Tuesday, July 16, 2024
HomecommentMark's History: The tannery, 'Far Pasture' and the footpath at risk

Mark’s History: The tannery, ‘Far Pasture’ and the footpath at risk

Words & photos: Mark Stevenson

In 1845 this part of Henconner Lane/Poplar Way was a bit like a Victorian version of an industrial estate as it was made up of shops, yards and a farm.

Across the way where Leeds Bacon is, there was a tannery – so it may have been a bit of a smelly place to live.

All the land you can see in the above picture (inside the yellow line) was owned by Greenup (no first name given, just ‘executors of Greenup’), he/she also owned the land that is now Longfield Drive and half the cricket pitch in Rodley.

The land Greenup owned in Bramley was occupied by Hannah Wilson (born 1781) and her two daughters Martha and Ann, who were both born in 1821 so may have been twins? Both Martha and Ann were stuff weavers.

Site of Hannah’s home in the 1840s. The tannery was just over the road. Photo: Mark Stevenson

I’m not sure if Hannah actually farmed the land she rented, as it does not give her occupation. With field names like Stack-Garth (a regional alternative of stack-yard, an enclosure close to a farm where hay, corn and the like might be stacked) and Far Pasture she may well have.
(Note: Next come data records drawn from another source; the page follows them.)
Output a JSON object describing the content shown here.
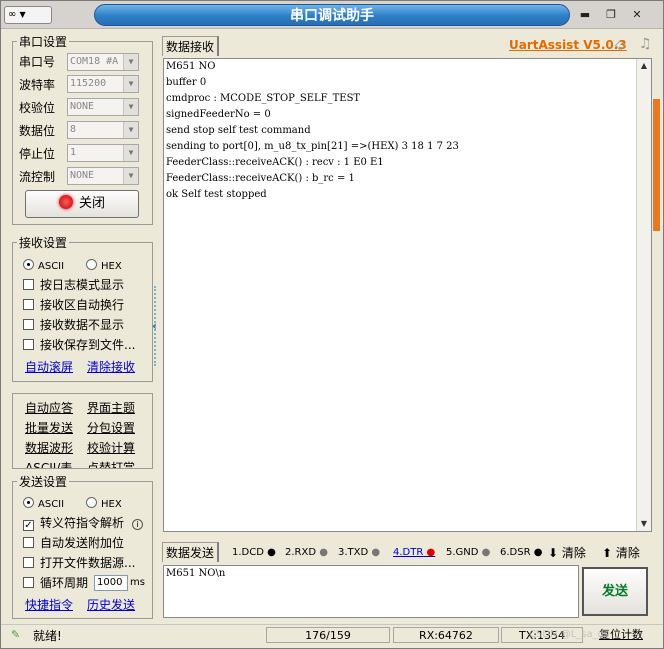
{
  "app": {
    "title": "串口调试助手",
    "brand": "UartAssist V5.0.3",
    "brand_color": "#e06c00"
  },
  "window": {
    "menu_icon": "∞",
    "menu_arrow": "▼",
    "min": "▬",
    "restore": "❐",
    "close": "✕"
  },
  "serial": {
    "group": "串口设置",
    "port_label": "串口号",
    "port_value": "COM18 #A",
    "baud_label": "波特率",
    "baud_value": "115200",
    "parity_label": "校验位",
    "parity_value": "NONE",
    "databits_label": "数据位",
    "databits_value": "8",
    "stop_label": "停止位",
    "stop_value": "1",
    "flow_label": "流控制",
    "flow_value": "NONE",
    "close_button": "关闭"
  },
  "recv": {
    "group": "接收设置",
    "ascii": "ASCII",
    "hex": "HEX",
    "opt1": "按日志模式显示",
    "opt2": "接收区自动换行",
    "opt3": "接收数据不显示",
    "opt4": "接收保存到文件...",
    "autoscroll": "自动滚屏",
    "clear": "清除接收"
  },
  "tools": {
    "l1": "自动应答",
    "r1": "界面主题",
    "l2": "批量发送",
    "r2": "分包设置",
    "l3": "数据波形",
    "r3": "校验计算",
    "l4": "ASCII/表",
    "r4": "点替打赏"
  },
  "send": {
    "group": "发送设置",
    "ascii": "ASCII",
    "hex": "HEX",
    "opt1": "转义符指令解析",
    "opt2": "自动发送附加位",
    "opt3": "打开文件数据源...",
    "opt4": "循环周期",
    "period": "1000",
    "unit": "ms",
    "shortcut": "快捷指令",
    "history": "历史发送"
  },
  "rxpanel": {
    "tab": "数据接收",
    "lines": [
      "M651 NO",
      "buffer 0",
      "cmdproc : MCODE_STOP_SELF_TEST",
      "signedFeederNo = 0",
      "send stop self test command",
      "sending to port[0], m_u8_tx_pin[21] =>(HEX) 3 18 1 7 23",
      "FeederClass::receiveACK() : recv : 1 E0 E1",
      "FeederClass::receiveACK() : b_rc = 1",
      "ok Self test stopped"
    ]
  },
  "txpanel": {
    "tab": "数据发送",
    "dcd": "1.DCD",
    "rxd": "2.RXD",
    "txd": "3.TXD",
    "dtr": "4.DTR",
    "gnd": "5.GND",
    "dsr": "6.DSR",
    "clear1": "清除",
    "clear2": "清除",
    "text": "M651 NO\\n",
    "send_button": "发送"
  },
  "status": {
    "ready": "就绪!",
    "count": "176/159",
    "rx": "RX:64762",
    "tx": "TX:1354",
    "reset": "复位计数",
    "watermark": "CSDN @L_sa_ds"
  }
}
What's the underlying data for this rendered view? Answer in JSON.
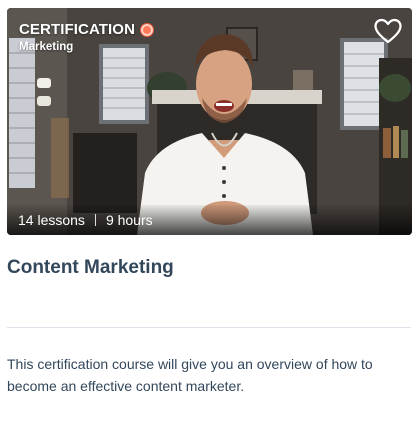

The footpath you can see in the above picture is part of the “at-risk footpaths” that need to be registered if you don’t want to lose them in the future. The railway tunnel dates from around the 1840s and has people’s names carved into it.

Footpath at risk. Photo: Mark Stevenson.

I assume the names are of local kids from the 60/70’s. Do you recognise your name?


  1. I didn’t realise this footpath was at risk. The bridge is what used to be called an “Occupation bridge” to allow the landowner or farmer access to the land taken over by the railway company. The land where the Poplar, estate now stands was farmland prior to the 1960’s, rhubarb was a common crop in the area.